There is no direct link between less sleep and gaining weight and research is still ongoing, however there are a few theories as to why this happens.

Secret eaters aired a study which gives some idea of why sleep affects weight gain. 2 groups were asked to spend the night in a hotel. One group was left to sleep peacefully while the other group were woken up at 1 am and again at 4am. While awake they were asked to complete an IQ test to make sure there were properly awake. This took around 30 minutes and they were then able to go back to sleep. In the morning both groups woke up and completed a set of group tasks. After the tasks both groups were provided with the same snack pack. The group who had a bad night’s sleep ate 35% more than the group that had a good night’s sleep. They also preferred foods that were higher in fat and sugars. This is probably because they were over tied and their bodies were looking for a quick fix of energy (in the form of high fat and sugar foods).

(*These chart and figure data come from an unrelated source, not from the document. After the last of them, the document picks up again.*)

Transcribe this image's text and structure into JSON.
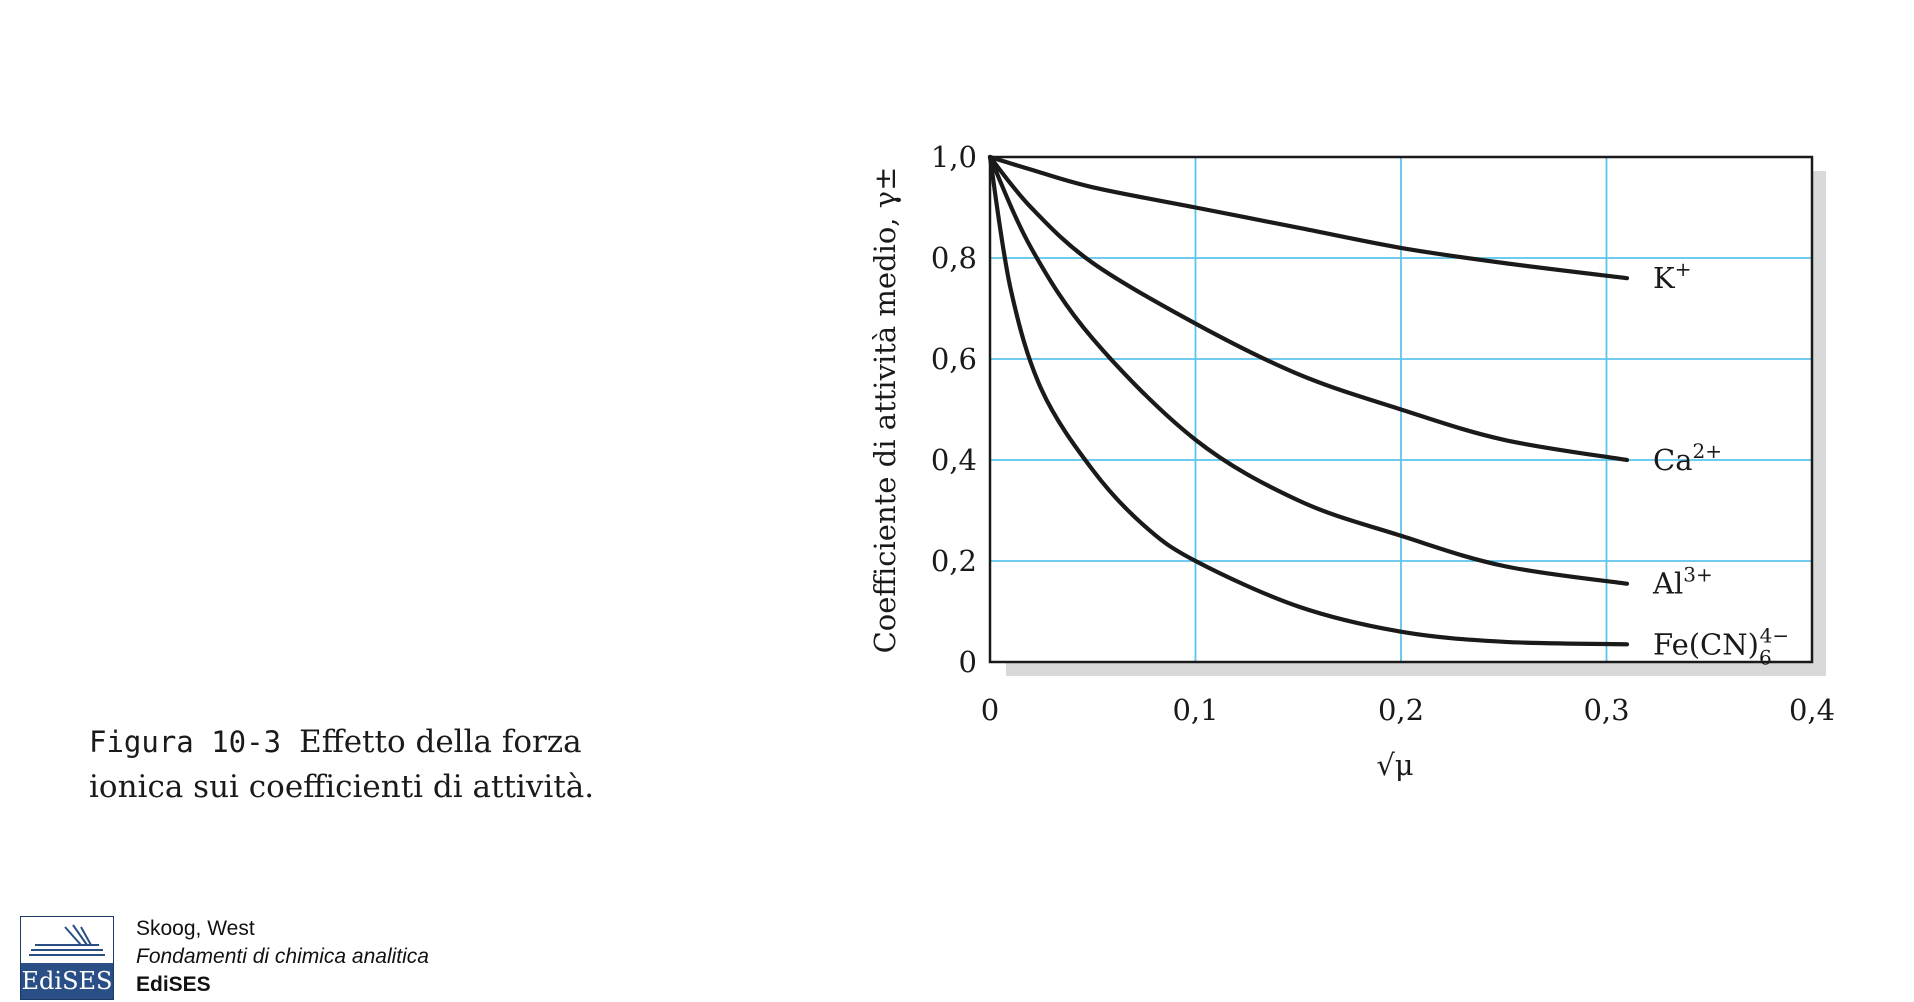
{
  "chart_data": {
    "type": "line",
    "xlabel": "√μ",
    "ylabel": "Coefficiente di attività medio, γ±",
    "xlim": [
      0,
      0.4
    ],
    "ylim": [
      0,
      1.0
    ],
    "x_ticks": [
      "0",
      "0,1",
      "0,2",
      "0,3",
      "0,4"
    ],
    "y_ticks": [
      "0",
      "0,2",
      "0,4",
      "0,6",
      "0,8",
      "1,0"
    ],
    "grid": true,
    "grid_color": "#5bc4ec",
    "line_color": "#1a1a1a",
    "series": [
      {
        "name": "K+",
        "label_main": "K",
        "label_sup": "+",
        "label_sub": "",
        "points": [
          [
            0,
            1.0
          ],
          [
            0.02,
            0.975
          ],
          [
            0.05,
            0.94
          ],
          [
            0.1,
            0.9
          ],
          [
            0.15,
            0.86
          ],
          [
            0.2,
            0.82
          ],
          [
            0.25,
            0.79
          ],
          [
            0.31,
            0.76
          ]
        ]
      },
      {
        "name": "Ca2+",
        "label_main": "Ca",
        "label_sup": "2+",
        "label_sub": "",
        "points": [
          [
            0,
            1.0
          ],
          [
            0.02,
            0.9
          ],
          [
            0.05,
            0.79
          ],
          [
            0.1,
            0.67
          ],
          [
            0.15,
            0.57
          ],
          [
            0.2,
            0.5
          ],
          [
            0.25,
            0.44
          ],
          [
            0.31,
            0.4
          ]
        ]
      },
      {
        "name": "Al3+",
        "label_main": "Al",
        "label_sup": "3+",
        "label_sub": "",
        "points": [
          [
            0,
            1.0
          ],
          [
            0.02,
            0.82
          ],
          [
            0.05,
            0.64
          ],
          [
            0.1,
            0.44
          ],
          [
            0.15,
            0.32
          ],
          [
            0.2,
            0.25
          ],
          [
            0.25,
            0.19
          ],
          [
            0.31,
            0.155
          ]
        ]
      },
      {
        "name": "Fe(CN)64−",
        "label_main": "Fe(CN)",
        "label_sup": "4−",
        "label_sub": "6",
        "points": [
          [
            0,
            1.0
          ],
          [
            0.01,
            0.74
          ],
          [
            0.025,
            0.54
          ],
          [
            0.05,
            0.38
          ],
          [
            0.075,
            0.27
          ],
          [
            0.1,
            0.2
          ],
          [
            0.15,
            0.11
          ],
          [
            0.2,
            0.06
          ],
          [
            0.25,
            0.04
          ],
          [
            0.31,
            0.035
          ]
        ]
      }
    ]
  },
  "caption": {
    "figure_number": "Figura 10-3",
    "text": "Effetto della forza ionica sui coefficienti di attività."
  },
  "footer": {
    "logo_text": "EdiSES",
    "authors": "Skoog, West",
    "book_title": "Fondamenti di chimica analitica",
    "publisher": "EdiSES"
  }
}
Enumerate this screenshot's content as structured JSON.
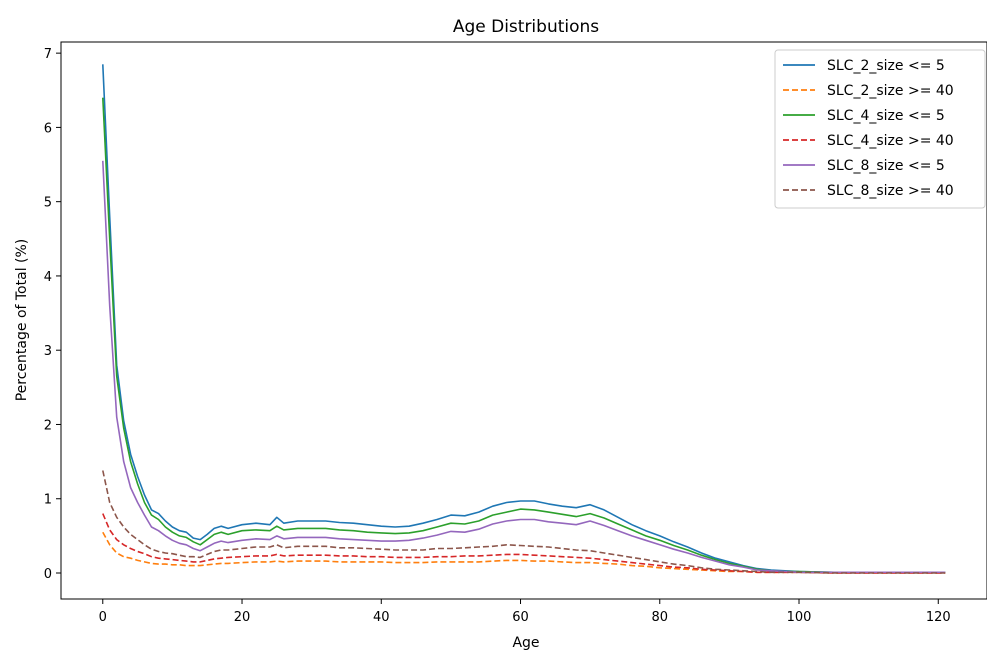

So getting a good night’s sleep (at least 8 hours although there is no magic number) means you are more likely to eat less and go for healthier foods overall. Getting enough sleep makes sure you aren’t chasing energy through caffeine and sugar the next day. Keeping evening meals light can also lead to a better night’s sleep compared to going to bed too full. Leave time to wind down in the evenings and your waist line will thank you!